第 8 章
    第八章

    寂静无声的夜里,月光倾泻而出,带给大地阵阵凉意。不懂离别愁绪的凉风吹过,吹落了眼泪,吹散了话语,吹起了沈钰的发丝。

    他靠坐在床头,坐也坐不住,站也站不起来。只能越过床头看着窗外的璀璨灯火,匆匆行人,从万人空巷看到寂静无声。街上的人变得越来越少,甚至连亮着的灯都逐渐熄灭了。街上没得看了,就开始抬头盯着月亮看。

    周不念只有一个口头承诺,但沈钰也不知道哪里来的自信,确信他一定会来。

    “这天上怎么连朵云都没有……今晚的月亮还挺圆……之前的月亮有这么亮吗?”沈钰百无聊赖之际已经试图通过自言自语,胡说八道的方式来消磨时间了。

    “这月亮……还真挺好看,古人怎么说得来着,此时相望不相闻,愿逐月华……我靠!”
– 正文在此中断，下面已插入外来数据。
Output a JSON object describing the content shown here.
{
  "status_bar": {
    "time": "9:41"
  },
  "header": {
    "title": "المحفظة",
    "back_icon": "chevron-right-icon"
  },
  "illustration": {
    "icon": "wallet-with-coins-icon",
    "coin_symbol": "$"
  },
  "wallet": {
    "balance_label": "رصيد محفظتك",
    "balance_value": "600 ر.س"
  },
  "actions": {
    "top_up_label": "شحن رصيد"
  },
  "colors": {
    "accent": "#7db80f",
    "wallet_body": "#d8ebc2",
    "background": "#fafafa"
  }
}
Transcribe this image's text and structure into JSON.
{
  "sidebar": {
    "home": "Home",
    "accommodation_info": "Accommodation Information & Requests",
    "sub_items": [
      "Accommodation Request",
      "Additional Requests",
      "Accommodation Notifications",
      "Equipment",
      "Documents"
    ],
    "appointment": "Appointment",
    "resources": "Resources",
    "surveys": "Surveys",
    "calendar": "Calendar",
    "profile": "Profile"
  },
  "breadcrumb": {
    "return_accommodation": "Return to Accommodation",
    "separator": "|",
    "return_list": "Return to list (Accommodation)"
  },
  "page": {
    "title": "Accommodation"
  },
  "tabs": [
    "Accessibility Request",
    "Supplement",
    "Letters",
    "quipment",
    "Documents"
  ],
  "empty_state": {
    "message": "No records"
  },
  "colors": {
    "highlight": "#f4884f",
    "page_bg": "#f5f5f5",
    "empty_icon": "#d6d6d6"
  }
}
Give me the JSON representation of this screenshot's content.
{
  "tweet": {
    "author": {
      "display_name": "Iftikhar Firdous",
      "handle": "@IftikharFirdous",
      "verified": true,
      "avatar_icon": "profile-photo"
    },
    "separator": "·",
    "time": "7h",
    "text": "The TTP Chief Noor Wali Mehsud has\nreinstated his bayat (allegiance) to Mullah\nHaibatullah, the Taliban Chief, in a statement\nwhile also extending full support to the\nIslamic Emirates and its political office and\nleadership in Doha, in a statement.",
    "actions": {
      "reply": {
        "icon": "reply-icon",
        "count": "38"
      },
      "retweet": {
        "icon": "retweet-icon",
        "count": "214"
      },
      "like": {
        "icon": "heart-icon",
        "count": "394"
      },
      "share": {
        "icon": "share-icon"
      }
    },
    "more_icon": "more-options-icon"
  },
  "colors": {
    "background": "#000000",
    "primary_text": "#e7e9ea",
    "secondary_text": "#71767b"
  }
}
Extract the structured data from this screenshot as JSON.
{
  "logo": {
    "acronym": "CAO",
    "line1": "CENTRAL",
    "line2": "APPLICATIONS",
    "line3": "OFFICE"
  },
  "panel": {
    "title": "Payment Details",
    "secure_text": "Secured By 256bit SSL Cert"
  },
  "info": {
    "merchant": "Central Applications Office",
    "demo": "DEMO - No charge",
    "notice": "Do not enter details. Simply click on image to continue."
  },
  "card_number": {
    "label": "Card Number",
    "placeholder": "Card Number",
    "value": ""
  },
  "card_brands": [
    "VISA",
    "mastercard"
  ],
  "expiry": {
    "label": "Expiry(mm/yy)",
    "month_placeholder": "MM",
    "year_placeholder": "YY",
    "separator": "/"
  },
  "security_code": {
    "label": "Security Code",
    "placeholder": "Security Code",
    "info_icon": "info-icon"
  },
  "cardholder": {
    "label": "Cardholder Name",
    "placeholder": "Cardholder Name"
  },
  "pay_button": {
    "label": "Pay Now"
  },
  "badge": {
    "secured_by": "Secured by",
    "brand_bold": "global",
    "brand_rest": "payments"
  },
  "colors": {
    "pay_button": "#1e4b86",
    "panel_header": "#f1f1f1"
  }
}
    窗沿上方突然出现一个脑袋,发丝自然垂落下来,刚好挡住了月亮的位置。猛然出现在沈钰眼前,给沈钰吓得够呛,险些从床上摔下去。

    周不念从窗沿上下来,利落地进了屋,还顺手把窗户关上了,阻断了悄悄溜进来的风。

    “周岩!你知道门的作用是什么吗?是人,物,车用来进出的通道!是可以走的,从门进入到屋内不犯法。咱们俩清清白白的,你干嘛大半夜的从窗户进来,不知道的以为你是来找我偷情的!”

    “……抱歉来晚了,吓到你了吧。原本可以趁着宵禁之前赶来的,但是突然有点事耽搁了。这个时辰,各家各户,酒楼店铺,都关门了,所以迫不得已只能走窗户了……”

    周不念从刑部出来的时候,就知道已经不早了,沈钰不知道宵禁因为他对久安城不了解,但周不念生在这长在这,周家又家风严密,久安城里上上下下,大大小小的规矩,他比谁都清楚。

    精明如周不念,用最少的代价,换取最大的利益,是他在战场上多年的生存经验。替换的方法总是会有的,但他答应了沈钰……思考片刻之后,周岩非常清晰且有条理地选择了亲身前去。

    他第一次破规矩,没什么经验。骑上马,就像是一支离弦的箭,一发不可收拾。

    “哦……害,没事,我也没有被你吓到。”沈钰面不改色的说着,“但你们这里规矩真多,我第一次听说晚上还有宵禁的,那岂不是白白浪费了这大好的夜色,你们久安城的人也太无趣了!”

    周不念半跪在沈钰的床边,说道:“我看看你的脚。”

    “不用不用将军,我没事。”说着就去拉周不念,“你别跪着啊,地上多凉,坐下说。”还特别贴心地让开了自己身边的位置。

    “我看看,再跟你讲审讯的结果。”他不为所动,不急不徐的嗓音仿佛有什么法力,让沈钰无从招架。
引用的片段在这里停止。